When P&S explain Wilson's method of integrating out high momenta they start from the Euclidean path integral of the $\phi^4$-theory (eq. (12.3)) and then define in the following:
$$\hat{\phi}(k):= \begin{cases} \phi(k)\hspace{1cm}\text{ for } b\Lambda\leq \lvert k\rvert < \Lambda,\\ 0\hspace{1.55cm}\text{ otherwise,} \end{cases} $$ where $b<1$ is some fraction and furthermore introduce some new $\phi$ like $$\phi(k):= \begin{cases} 0\hspace{1cm}\text{ for } b\Lambda\leq \lvert k\rvert\\ \phi(k)\hspace{0.5cm}\text{for } \lvert k\rvert< b\Lambda. \end{cases} $$ Then the (Euclidean) Lagrangian of the $\phi^4$-theory is expanded in the newly defined quantities (which is equivalent with a replacement of the old $\phi$ by new $\phi + \hat{\phi}$):
$$\begin{align}Z =&\int \mathcal{D}\phi e^{-\int {\cal L}(\phi)}\cr &\times\int\mathcal{D}\hat{\phi}\exp\left(-\int d^dx\left[\frac{1}{2}(\partial\hat{\phi})^2 + \frac{m^2}{2}\hat{\phi}^2 + \lambda (\ldots \frac{1}{4}\phi^2\hat{\phi}^2 + \ldots)\right]\right).\end{align} \tag{12.5}$$
On top of the quartic terms in $Z$ also the term $\frac{1}{2}m^2\hat{\phi}^2$ will be treated as perturbation. Therefore as unperturbed Lagrangian ${\cal L}_0$ one has
$$\int {\cal L}_0 = \frac{1}{2}\int_{b\lambda\leq |k|<\Lambda} \frac{d^dk}{(2\pi)^d} \hat{\phi}^\ast(k)k^2 \hat{\phi}(k)\tag{12.7}.$$
In the next step P&S introduce a "problem-adapted" propagator (actually I don't know how to write a Wick contraction which is used by P&S, instead I use an "overline"):
$$\overline{\hat{\phi}(k)\hat{\phi}(p)}:= \frac{\int\mathcal{D}\hat{\phi} e^{-\int {\cal L}_0}\hat{\phi}(k)\hat{\phi}(p)}{\int\mathcal{D}\hat{\phi} e^{-\int {\cal L}_0}}=\frac{1}{k^2}(2\pi)^d\delta^{(d)}(k+p)\Theta(k) \tag{12.8}$$ where $$\Theta(k):= \begin{cases} 1\hspace{1cm}\text{ for } b\Lambda\leq \lvert k\rvert < \Lambda,\\ 0\hspace{1.55cm}\text{ otherwise.} \end{cases} \tag{12.9} $$
Here is my 1. question: How is the (very) RHS $\sim \Theta(k)$ of the propagator obtained?

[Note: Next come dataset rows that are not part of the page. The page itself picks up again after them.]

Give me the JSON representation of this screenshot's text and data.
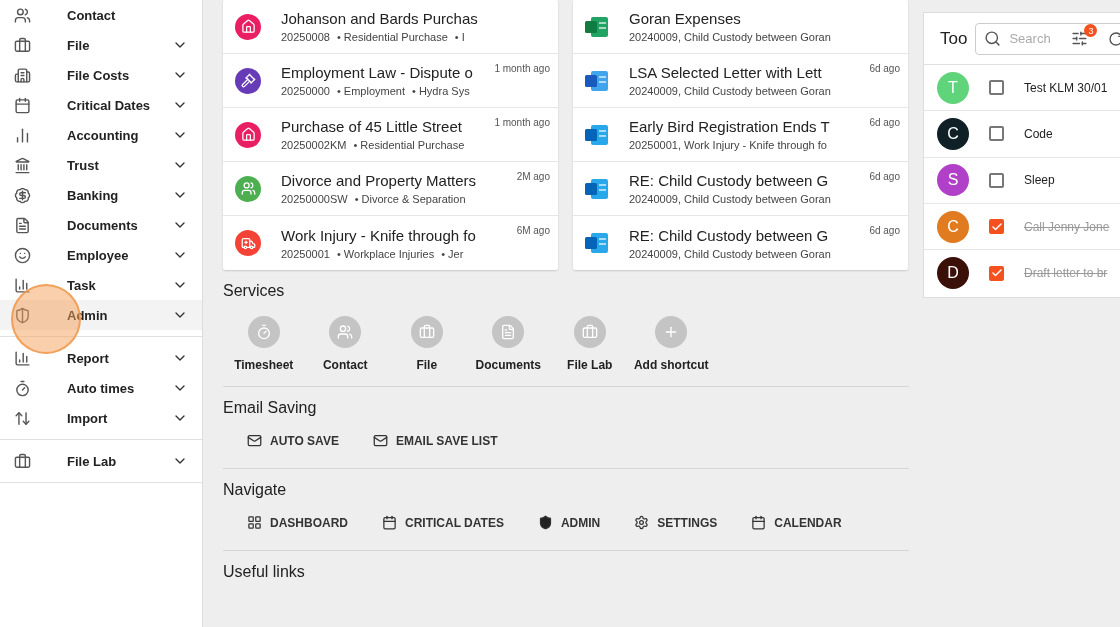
{
  "sidebar": {
    "groups": [
      [
        {
          "label": "Contact",
          "expandable": false,
          "selected": false
        },
        {
          "label": "File",
          "expandable": true,
          "selected": false
        },
        {
          "label": "File Costs",
          "expandable": true,
          "selected": false
        },
        {
          "label": "Critical Dates",
          "expandable": true,
          "selected": false
        },
        {
          "label": "Accounting",
          "expandable": true,
          "selected": false
        },
        {
          "label": "Trust",
          "expandable": true,
          "selected": false
        },
        {
          "label": "Banking",
          "expandable": true,
          "selected": false
        },
        {
          "label": "Documents",
          "expandable": true,
          "selected": false
        },
        {
          "label": "Employee",
          "expandable": true,
          "selected": false
        },
        {
          "label": "Task",
          "expandable": true,
          "selected": false
        },
        {
          "label": "Admin",
          "expandable": true,
          "selected": true
        }
      ],
      [
        {
          "label": "Report",
          "expandable": true,
          "selected": false
        },
        {
          "label": "Auto times",
          "expandable": true,
          "selected": false
        },
        {
          "label": "Import",
          "expandable": true,
          "selected": false
        }
      ],
      [
        {
          "label": "File Lab",
          "expandable": true,
          "selected": false
        }
      ]
    ]
  },
  "files": [
    {
      "title": "Johanson and Bards Purchas",
      "number": "20250008",
      "type": "• Residential Purchase",
      "extra": "• I",
      "kind": "property",
      "color": "#e91e63"
    },
    {
      "title": "Employment Law - Dispute o",
      "number": "20250000",
      "type": "• Employment",
      "extra": "• Hydra Sys",
      "time": "1 month ago",
      "kind": "employment",
      "color": "#673ab7"
    },
    {
      "title": "Purchase of 45 Little Street",
      "number": "20250002KM",
      "type": "• Residential Purchase",
      "time": "1 month ago",
      "kind": "property",
      "color": "#e91e63"
    },
    {
      "title": "Divorce and Property Matters",
      "number": "20250000SW",
      "type": "• Divorce & Separation",
      "time": "2M ago",
      "kind": "family",
      "color": "#4caf50"
    },
    {
      "title": "Work Injury - Knife through fo",
      "number": "20250001",
      "type": "• Workplace Injuries",
      "extra": "• Jer",
      "time": "6M ago",
      "kind": "injury",
      "color": "#f44336"
    }
  ],
  "documents": [
    {
      "title": "Goran Expenses",
      "subtitle": "20240009, Child Custody between Goran",
      "kind": "excel"
    },
    {
      "title": "LSA Selected Letter with Lett",
      "subtitle": "20240009, Child Custody between Goran",
      "time": "6d ago",
      "kind": "word"
    },
    {
      "title": "Early Bird Registration Ends T",
      "subtitle": "20250001, Work Injury - Knife through fo",
      "time": "6d ago",
      "kind": "outlook"
    },
    {
      "title": "RE: Child Custody between G",
      "subtitle": "20240009, Child Custody between Goran",
      "time": "6d ago",
      "kind": "outlook"
    },
    {
      "title": "RE: Child Custody between G",
      "subtitle": "20240009, Child Custody between Goran",
      "time": "6d ago",
      "kind": "outlook"
    }
  ],
  "todo": {
    "title": "Too",
    "search": {
      "placeholder": "Search"
    },
    "filter_count": "3",
    "items": [
      {
        "initial": "T",
        "color": "#5fd47a",
        "text": "Test KLM 30/01",
        "checked": false
      },
      {
        "initial": "C",
        "color": "#0f2027",
        "text": "Code",
        "checked": false
      },
      {
        "initial": "S",
        "color": "#b040c8",
        "text": "Sleep",
        "checked": false
      },
      {
        "initial": "C",
        "color": "#e07b20",
        "text": "Call Jenny Jone",
        "checked": true
      },
      {
        "initial": "D",
        "color": "#3a1008",
        "text": "Draft letter to br",
        "checked": true
      }
    ]
  },
  "services": {
    "title": "Services",
    "shortcuts": [
      "Timesheet",
      "Contact",
      "File",
      "Documents",
      "File Lab",
      "Add shortcut"
    ]
  },
  "email_saving": {
    "title": "Email Saving",
    "actions": [
      "AUTO SAVE",
      "EMAIL SAVE LIST"
    ]
  },
  "navigate": {
    "title": "Navigate",
    "actions": [
      "DASHBOARD",
      "CRITICAL DATES",
      "ADMIN",
      "SETTINGS",
      "CALENDAR"
    ]
  },
  "useful_links": {
    "title": "Useful links"
  }
}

P&S then proceed with the "integration out" of the term $\sim \phi^2\overline{\hat{\phi}\hat{\phi}}$, i.e. the evaluation of the term:
$$-\int d^dx\frac{\lambda}{4}\phi^2 \overline{\hat{\phi}\hat{\phi}}.\tag{12.10}$$
Here comes my 2. question: Apparently this term is "kind of" part of the exponentiated Lagrangian in the path integral (12.5), however, I have no clue how to get such a term for the following reasons: According to the definition of the propagator the contraction happens with Fourier components of $\hat{\phi}$ whereas in the exponentiated Lagrangian $\hat{\phi}:=\hat{\phi}(x)$. Actually, I have no problem of using Fourier components (instead of $\hat{\phi}(x)$) as long as the concerned term is quadratic since the Plancherel theorem can be used to transform the position space integral in a momentum space integral. However, in case of a quartic term like $\phi^2\overline{\hat{\phi}\hat{\phi}}$ I have no idea. In top of it how to get/generate the term
$$\int\mathcal{D}\hat{\phi}e^{-\int {\cal L}_0} \text{?}$$
which has to be in the denominator according to the definition of the propagator.
Actually my doubts already start at the generating functional of the $\phi^4$-theory when it is expressed in Fourier functional space (this is the P&S formula (12.1)). In order to make any sense of such an integral the exponentiated action should also be an integral over Fourier space with a Lagrangian composed of Fourier components of $\phi$. Again, as long as it is the free K-G-theory, I have no problem with it, however, how to change the $\phi^4$ term in the interacting theory into the $\phi^4$ term composed of Fourier components, I have no idea.